5. DISCUSSIONS AND CONCLUSIONS
We have presented an algorithm for music preference learning that
combines an online approach to learning with a partial label scenario. The classifier is capable of tracking changes in class distributions and adapting to data that differs from previous observations,
in reaction to user feedback. Due to the integration of unlabeled
data in the learning process, only partial feedback is required for
the classifier to achieve satisfactory performance. The algorithm remains passive unless user feedback triggers an adaptation step. A
window-based design limits both computational costs and memory
requirements in an economically feasible range.
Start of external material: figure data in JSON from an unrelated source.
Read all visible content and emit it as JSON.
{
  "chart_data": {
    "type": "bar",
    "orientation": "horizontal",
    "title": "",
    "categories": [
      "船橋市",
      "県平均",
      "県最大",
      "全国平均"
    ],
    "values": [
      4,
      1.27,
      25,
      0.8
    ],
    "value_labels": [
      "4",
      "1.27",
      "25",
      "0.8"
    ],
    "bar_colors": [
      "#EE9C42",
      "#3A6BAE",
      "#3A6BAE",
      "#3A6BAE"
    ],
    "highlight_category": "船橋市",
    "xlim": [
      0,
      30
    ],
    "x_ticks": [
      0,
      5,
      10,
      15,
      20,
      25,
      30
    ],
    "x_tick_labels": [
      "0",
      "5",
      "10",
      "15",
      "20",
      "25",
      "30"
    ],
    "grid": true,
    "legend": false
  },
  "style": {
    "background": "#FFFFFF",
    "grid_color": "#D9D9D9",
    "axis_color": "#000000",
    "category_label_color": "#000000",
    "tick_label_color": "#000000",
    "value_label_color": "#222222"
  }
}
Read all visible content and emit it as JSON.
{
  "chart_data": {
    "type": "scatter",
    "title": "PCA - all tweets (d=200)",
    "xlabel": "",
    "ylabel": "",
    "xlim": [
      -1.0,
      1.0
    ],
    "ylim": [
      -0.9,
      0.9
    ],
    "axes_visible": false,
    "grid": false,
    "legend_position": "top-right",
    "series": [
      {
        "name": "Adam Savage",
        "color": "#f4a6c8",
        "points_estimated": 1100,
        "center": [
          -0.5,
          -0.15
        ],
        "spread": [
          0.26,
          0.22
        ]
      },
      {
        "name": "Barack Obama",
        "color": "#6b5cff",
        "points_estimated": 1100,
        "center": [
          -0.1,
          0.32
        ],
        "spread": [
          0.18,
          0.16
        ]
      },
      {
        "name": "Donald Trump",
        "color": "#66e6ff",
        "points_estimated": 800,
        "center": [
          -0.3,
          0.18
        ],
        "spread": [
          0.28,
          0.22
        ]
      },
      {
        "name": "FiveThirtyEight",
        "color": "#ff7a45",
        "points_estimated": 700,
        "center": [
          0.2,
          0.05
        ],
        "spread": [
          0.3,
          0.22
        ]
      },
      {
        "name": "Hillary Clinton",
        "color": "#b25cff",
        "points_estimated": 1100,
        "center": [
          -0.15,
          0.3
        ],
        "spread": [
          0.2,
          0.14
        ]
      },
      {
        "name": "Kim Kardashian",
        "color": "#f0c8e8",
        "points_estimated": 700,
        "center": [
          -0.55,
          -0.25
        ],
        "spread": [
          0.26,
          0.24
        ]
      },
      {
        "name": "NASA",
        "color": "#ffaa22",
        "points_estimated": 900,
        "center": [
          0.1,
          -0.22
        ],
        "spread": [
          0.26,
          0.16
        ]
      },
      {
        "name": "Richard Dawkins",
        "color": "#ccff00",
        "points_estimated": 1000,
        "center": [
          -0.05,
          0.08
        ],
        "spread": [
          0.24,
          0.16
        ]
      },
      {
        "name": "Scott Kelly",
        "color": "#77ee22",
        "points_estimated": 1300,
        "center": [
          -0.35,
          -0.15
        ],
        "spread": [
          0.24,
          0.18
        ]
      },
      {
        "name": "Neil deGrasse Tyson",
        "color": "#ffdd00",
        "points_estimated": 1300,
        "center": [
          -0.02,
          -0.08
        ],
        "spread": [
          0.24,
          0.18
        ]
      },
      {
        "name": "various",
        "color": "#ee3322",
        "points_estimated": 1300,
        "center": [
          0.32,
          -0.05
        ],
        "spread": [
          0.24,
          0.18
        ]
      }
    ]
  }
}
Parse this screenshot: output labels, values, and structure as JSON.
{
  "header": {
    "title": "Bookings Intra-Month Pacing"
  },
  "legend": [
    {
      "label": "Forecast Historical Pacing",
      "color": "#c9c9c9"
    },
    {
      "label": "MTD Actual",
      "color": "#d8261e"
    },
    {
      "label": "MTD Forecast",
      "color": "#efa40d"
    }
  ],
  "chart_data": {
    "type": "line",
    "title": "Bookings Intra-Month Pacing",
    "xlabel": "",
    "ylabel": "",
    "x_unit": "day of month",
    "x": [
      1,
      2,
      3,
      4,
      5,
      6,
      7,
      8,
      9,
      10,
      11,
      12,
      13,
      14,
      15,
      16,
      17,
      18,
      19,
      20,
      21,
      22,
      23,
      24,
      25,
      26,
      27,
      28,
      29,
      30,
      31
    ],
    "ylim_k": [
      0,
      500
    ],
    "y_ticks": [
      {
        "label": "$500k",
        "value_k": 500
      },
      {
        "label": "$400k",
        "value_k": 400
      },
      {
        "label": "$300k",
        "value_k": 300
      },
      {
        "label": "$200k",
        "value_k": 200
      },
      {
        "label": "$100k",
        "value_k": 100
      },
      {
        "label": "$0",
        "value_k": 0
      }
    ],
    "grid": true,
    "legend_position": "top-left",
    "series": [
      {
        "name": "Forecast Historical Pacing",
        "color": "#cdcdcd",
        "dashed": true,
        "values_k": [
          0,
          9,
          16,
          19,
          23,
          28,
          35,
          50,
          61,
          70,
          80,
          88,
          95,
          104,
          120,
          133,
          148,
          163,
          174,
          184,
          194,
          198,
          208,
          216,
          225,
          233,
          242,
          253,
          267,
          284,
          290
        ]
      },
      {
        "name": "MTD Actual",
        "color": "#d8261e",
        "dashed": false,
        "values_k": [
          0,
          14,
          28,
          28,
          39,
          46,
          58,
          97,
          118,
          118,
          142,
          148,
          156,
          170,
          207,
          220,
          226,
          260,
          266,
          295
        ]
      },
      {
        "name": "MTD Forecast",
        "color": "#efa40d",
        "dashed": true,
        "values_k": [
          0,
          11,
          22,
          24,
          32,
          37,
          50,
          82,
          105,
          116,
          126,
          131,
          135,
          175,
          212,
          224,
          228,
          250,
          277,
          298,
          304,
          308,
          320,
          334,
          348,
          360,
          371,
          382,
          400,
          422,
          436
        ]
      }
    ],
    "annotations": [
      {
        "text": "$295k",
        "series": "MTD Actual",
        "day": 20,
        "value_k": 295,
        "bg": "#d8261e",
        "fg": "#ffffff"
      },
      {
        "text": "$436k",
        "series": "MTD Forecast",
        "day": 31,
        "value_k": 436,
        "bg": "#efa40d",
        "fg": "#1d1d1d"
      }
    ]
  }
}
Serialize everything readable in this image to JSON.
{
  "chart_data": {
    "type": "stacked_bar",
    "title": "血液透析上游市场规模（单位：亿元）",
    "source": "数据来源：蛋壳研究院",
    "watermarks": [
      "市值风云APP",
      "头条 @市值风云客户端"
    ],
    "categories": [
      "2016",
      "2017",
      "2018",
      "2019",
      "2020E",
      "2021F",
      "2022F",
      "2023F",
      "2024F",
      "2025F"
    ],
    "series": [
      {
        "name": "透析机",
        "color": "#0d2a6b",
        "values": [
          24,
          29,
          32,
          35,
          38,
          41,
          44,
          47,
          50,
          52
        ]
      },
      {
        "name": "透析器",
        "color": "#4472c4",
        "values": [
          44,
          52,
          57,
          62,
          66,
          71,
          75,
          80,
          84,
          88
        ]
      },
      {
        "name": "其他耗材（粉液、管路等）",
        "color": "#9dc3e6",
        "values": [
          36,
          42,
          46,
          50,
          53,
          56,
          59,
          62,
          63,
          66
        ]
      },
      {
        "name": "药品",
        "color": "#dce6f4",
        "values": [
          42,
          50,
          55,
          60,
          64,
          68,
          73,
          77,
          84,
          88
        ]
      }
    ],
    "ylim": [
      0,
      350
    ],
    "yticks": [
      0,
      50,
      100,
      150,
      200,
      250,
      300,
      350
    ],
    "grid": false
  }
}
A step towards applicability in a real-world scenario will require
to incorporate strategies that enable the algorithm to classify a new
piece of music as early as possible. Acoustic features should be
chosen accordingly. Adaptation speed has to be traded of against reliability, to prevent the device from oscillating back and forth due to
initially unreliable estimates. Since different types of music are more
or less quickly recognizable, one may consider estimating reliability scores for classification results to control changes in the current
control program of the system.
Our algorithm design does not make any assumptions about the
base learner. In principle, any classification algorithm may be used,
e.g., the proposed algorithm may be extended by kernelization of the
LSE base learner, which generalizes decision boundaries beyond the
linear case. We expect our method to be a step towards adaptivity in
the control of “smart” hearing devices.
Acknowledgement. The authors gratefully acknowledge financial
support by a grant from KTI.
6. REFERENCES
[1] M. Büchler, S. Allegro, S. Launer, and N. Dillier, “Sound classification in hearing aids inspired by auditory scene anlysis,” Journal of Applied Signal Processing, vol. 18, pp. 2991–3002, 2005.
[2] G. Tzanetakis and P. Cook, “Musical genre classification of
audio signals,” IEEE Trans. on Speech and Audio Processing,
vol. 10, no. 5, 2002.
[3] J. Z. Zolter and M. A. Maloof, “Using additive expert ensembles
to cope with concept drift,” in Proceedings of the 22nd Intl
Conference on Machine Learning, 2005.
[4] O. Chapelle, B. Schölkopf, and A. Zien, Eds., Semi-Supervised
Learning, MIT Press, 2006.
[5] N. Cesa-Bianchi and G. Lugosi, Prediction, learning and
games, Cambridge University Press, 2006.
[6] D. Zhou, O. Bousquet, T. N. Lal, J. Weston, and B. Schölkopf,
“Learning with local and global consistency,” in Advances in
Neural Infomation Processing Systems. 2004, vol. 16, pp. 321–
328, MIT Press.
[7] D. P. W. Ellis, “PLP and RASTA (and MFCC, and inversion) in
Matlab,” 2005, online web resource.
[8] G. Tzanetakis and P. Cook, “Marsyas: A framework for audio
analysis,” Organised Sound, vol. 4, no. 3, 2000.